Jetzt ist Zeit zu handeln, nicht zu reden

Mein größter Wunsch wäre, dass wir aufhören, Russland Geld für Öl und Gas zu überweisen. Bis sie aufhören müssen. Auch wenn das bitter ist für “die Wirtschaft” man manche Güter eine zeitlang nicht produzieren kann, was ist das schon gegen diese unglaubliche Unmenschlichkeit, die sich vor unserer Nase abspielt? Wenn wir weiter zuschauen, wird uns das irgendwann beißen, die Schuld, die Untätigkeit, der Unfrieden werden zu uns zurück kommen und wir werden dann sagen: na wenigstens haben wir damals nicht einen Wirtschaftsrückgang im einstelligen Bereich verkraften müssen? Aber, mich fragt niemand und so sitze ich hier und die Worte bleiben mir ständig im Hals stecken und die Wut im Bauch ist Energie die ich versuche mit dem Gegengift Dankbarkeit und Hilfsbereitschaft zu neutralisieren.

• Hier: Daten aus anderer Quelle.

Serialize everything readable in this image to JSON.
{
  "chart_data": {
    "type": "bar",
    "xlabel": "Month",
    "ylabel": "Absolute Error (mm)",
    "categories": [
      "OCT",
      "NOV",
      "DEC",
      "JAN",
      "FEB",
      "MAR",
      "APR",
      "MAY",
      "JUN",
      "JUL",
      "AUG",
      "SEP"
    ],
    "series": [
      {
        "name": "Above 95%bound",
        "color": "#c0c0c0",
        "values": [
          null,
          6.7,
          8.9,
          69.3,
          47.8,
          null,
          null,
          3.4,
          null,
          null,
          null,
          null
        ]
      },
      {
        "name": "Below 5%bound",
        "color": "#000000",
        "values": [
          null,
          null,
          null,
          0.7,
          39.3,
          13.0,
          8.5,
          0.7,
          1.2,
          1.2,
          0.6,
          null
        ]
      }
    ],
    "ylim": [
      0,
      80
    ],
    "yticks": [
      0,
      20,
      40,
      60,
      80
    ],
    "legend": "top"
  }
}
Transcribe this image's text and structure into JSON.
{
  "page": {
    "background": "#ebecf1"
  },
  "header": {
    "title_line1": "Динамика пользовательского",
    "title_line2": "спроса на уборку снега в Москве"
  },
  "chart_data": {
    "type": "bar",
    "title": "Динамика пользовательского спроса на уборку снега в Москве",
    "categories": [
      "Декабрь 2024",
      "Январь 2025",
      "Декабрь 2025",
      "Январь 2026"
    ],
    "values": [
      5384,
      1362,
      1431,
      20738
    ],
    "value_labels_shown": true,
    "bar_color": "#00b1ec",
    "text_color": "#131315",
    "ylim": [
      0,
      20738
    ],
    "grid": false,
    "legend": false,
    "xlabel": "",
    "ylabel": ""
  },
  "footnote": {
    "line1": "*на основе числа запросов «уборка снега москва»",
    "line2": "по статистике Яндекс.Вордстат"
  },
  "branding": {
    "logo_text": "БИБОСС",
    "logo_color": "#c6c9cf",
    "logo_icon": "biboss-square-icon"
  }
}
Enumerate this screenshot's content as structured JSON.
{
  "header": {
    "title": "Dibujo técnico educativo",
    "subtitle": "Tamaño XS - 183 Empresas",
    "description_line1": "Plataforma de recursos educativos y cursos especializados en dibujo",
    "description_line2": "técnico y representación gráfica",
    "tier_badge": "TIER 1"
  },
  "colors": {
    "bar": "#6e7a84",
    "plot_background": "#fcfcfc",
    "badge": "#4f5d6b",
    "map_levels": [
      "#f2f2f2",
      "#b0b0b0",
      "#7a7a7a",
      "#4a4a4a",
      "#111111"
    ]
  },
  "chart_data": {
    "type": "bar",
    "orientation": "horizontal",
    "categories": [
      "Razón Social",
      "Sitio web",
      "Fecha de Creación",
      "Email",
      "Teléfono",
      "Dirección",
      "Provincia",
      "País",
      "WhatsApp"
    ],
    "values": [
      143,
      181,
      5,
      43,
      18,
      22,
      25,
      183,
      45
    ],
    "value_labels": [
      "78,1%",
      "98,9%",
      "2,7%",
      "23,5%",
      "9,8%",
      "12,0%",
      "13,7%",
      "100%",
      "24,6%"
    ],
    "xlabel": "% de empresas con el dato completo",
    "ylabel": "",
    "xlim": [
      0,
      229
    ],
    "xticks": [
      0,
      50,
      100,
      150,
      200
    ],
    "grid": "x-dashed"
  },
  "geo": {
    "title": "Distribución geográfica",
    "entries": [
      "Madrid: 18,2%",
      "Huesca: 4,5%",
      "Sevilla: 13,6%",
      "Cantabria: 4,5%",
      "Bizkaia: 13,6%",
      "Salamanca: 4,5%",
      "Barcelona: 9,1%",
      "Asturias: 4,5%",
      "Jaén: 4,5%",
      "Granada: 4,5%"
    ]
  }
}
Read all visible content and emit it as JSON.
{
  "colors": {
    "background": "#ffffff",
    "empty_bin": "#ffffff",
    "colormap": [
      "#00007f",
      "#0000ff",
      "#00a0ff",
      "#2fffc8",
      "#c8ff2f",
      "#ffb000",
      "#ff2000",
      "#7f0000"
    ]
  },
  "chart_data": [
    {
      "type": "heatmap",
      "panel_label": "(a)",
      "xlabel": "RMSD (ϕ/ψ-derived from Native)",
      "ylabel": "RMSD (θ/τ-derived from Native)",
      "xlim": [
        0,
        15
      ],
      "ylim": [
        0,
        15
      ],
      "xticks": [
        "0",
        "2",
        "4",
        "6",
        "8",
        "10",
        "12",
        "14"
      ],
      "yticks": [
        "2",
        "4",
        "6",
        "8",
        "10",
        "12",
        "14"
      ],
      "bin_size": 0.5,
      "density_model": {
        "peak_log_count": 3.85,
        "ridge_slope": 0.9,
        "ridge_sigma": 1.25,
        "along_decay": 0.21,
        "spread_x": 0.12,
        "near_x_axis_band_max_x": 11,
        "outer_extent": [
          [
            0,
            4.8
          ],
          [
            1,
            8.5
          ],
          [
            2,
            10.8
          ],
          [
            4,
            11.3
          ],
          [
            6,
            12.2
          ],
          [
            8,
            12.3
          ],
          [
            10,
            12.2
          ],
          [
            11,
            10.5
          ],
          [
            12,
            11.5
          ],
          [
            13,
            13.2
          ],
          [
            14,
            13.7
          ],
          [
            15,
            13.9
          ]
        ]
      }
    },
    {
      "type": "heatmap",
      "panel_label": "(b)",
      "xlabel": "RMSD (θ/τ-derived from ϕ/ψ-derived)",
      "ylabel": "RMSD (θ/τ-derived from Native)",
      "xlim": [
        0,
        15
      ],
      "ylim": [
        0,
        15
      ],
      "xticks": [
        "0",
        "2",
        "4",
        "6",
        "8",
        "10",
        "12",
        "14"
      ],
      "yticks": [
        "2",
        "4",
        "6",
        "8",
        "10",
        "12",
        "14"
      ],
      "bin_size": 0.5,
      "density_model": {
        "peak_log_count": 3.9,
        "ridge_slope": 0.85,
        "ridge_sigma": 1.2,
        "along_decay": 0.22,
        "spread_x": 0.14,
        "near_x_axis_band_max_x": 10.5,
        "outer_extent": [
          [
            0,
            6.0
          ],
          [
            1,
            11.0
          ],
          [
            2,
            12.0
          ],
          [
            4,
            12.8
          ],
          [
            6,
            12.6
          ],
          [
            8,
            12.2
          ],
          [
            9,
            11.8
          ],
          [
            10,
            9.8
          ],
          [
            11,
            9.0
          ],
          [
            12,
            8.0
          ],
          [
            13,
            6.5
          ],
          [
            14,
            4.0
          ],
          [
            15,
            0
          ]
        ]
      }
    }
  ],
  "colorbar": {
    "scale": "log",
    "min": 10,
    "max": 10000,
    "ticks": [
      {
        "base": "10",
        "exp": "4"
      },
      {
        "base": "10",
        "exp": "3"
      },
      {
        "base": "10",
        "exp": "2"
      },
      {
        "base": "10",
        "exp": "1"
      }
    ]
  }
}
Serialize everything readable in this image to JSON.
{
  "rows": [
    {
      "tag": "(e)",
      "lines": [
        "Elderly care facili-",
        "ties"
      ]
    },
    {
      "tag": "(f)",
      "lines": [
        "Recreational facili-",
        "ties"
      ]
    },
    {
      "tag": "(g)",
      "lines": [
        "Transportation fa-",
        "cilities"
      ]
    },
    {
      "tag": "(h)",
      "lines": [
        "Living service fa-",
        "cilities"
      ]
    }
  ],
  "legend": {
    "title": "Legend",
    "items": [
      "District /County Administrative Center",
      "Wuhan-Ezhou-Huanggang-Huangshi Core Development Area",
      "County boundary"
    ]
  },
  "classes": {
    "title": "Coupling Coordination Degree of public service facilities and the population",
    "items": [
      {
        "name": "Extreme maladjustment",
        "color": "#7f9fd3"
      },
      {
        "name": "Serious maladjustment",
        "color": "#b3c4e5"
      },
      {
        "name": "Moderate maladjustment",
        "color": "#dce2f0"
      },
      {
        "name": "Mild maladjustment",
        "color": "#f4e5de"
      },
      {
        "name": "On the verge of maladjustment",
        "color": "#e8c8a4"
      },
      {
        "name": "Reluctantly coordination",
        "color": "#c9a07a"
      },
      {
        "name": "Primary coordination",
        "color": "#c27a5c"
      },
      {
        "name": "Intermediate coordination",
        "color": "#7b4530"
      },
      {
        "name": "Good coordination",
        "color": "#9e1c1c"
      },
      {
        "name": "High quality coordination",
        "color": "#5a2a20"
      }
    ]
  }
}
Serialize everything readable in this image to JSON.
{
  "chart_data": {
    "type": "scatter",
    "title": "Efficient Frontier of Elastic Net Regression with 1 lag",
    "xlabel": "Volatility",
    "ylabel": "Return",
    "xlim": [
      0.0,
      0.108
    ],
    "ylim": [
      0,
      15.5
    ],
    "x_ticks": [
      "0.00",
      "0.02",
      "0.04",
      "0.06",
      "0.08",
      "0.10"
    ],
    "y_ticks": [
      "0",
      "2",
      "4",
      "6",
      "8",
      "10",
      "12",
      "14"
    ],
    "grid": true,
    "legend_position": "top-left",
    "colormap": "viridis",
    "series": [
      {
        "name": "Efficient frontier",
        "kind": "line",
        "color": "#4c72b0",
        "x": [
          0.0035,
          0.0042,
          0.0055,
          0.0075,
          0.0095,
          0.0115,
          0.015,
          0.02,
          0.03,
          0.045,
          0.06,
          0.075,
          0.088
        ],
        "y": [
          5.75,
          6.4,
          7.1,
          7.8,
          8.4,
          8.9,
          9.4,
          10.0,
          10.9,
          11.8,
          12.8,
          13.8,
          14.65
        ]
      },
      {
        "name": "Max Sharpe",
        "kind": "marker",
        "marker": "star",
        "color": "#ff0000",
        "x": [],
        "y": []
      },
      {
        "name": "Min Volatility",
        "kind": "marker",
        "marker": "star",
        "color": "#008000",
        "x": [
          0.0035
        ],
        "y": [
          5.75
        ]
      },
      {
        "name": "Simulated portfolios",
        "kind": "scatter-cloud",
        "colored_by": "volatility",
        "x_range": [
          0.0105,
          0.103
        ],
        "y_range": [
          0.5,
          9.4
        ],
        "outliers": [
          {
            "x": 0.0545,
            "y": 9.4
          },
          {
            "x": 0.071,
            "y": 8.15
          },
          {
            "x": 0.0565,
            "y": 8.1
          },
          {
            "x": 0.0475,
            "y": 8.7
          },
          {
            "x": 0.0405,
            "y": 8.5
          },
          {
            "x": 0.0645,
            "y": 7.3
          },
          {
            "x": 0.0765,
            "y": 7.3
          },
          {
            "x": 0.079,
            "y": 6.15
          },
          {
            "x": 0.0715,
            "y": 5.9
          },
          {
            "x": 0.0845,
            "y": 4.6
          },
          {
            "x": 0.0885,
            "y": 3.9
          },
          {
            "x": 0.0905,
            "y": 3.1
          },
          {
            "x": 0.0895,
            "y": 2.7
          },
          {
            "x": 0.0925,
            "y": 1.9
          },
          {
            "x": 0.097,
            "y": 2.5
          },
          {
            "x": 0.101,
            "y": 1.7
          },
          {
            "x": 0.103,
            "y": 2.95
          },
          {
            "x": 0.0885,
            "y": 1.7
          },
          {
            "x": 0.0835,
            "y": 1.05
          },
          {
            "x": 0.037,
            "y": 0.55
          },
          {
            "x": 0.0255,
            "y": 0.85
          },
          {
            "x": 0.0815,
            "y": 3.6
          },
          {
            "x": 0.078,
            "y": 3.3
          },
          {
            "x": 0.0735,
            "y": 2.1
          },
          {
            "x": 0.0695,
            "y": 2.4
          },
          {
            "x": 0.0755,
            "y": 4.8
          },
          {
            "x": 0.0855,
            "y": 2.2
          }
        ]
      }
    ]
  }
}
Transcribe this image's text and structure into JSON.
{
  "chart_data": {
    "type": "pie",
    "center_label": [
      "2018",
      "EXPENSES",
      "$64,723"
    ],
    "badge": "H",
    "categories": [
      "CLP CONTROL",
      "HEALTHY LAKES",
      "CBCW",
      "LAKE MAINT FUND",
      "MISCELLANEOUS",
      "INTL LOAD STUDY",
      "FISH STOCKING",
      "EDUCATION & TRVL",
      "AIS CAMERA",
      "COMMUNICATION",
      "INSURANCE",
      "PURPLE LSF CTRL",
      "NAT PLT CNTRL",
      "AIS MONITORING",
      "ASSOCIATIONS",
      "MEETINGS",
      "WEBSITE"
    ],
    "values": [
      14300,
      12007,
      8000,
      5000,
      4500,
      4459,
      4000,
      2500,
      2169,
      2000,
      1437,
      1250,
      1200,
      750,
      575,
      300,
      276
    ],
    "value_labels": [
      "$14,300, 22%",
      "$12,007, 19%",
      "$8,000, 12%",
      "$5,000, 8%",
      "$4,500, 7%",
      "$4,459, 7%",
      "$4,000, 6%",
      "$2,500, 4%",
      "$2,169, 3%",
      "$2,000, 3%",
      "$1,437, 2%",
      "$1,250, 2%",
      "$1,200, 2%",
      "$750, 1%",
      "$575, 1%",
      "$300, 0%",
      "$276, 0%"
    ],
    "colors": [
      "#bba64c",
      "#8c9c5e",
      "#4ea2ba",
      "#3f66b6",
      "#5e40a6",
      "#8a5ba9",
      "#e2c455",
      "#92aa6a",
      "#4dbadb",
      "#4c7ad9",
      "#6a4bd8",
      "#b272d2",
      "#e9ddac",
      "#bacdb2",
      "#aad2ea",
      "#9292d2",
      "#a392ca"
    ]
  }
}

Mir fehlen die Worte, es kommt nur mehr so Gebrabbel raus, eine Mischung aus öfter gedachten Gedanken, spontanen Emotionen und subjektiven Wertungen. Dafür, dass sie mir fehlen, habe ich jetzt doch noch ein paar gefunden, die ich teilen wollte, vielleicht sind ein paar Gedankenanstöße für andere dabei, vielleicht nicht, jedenfalls danke für Ihre Aufmerksamkeit bis hierher.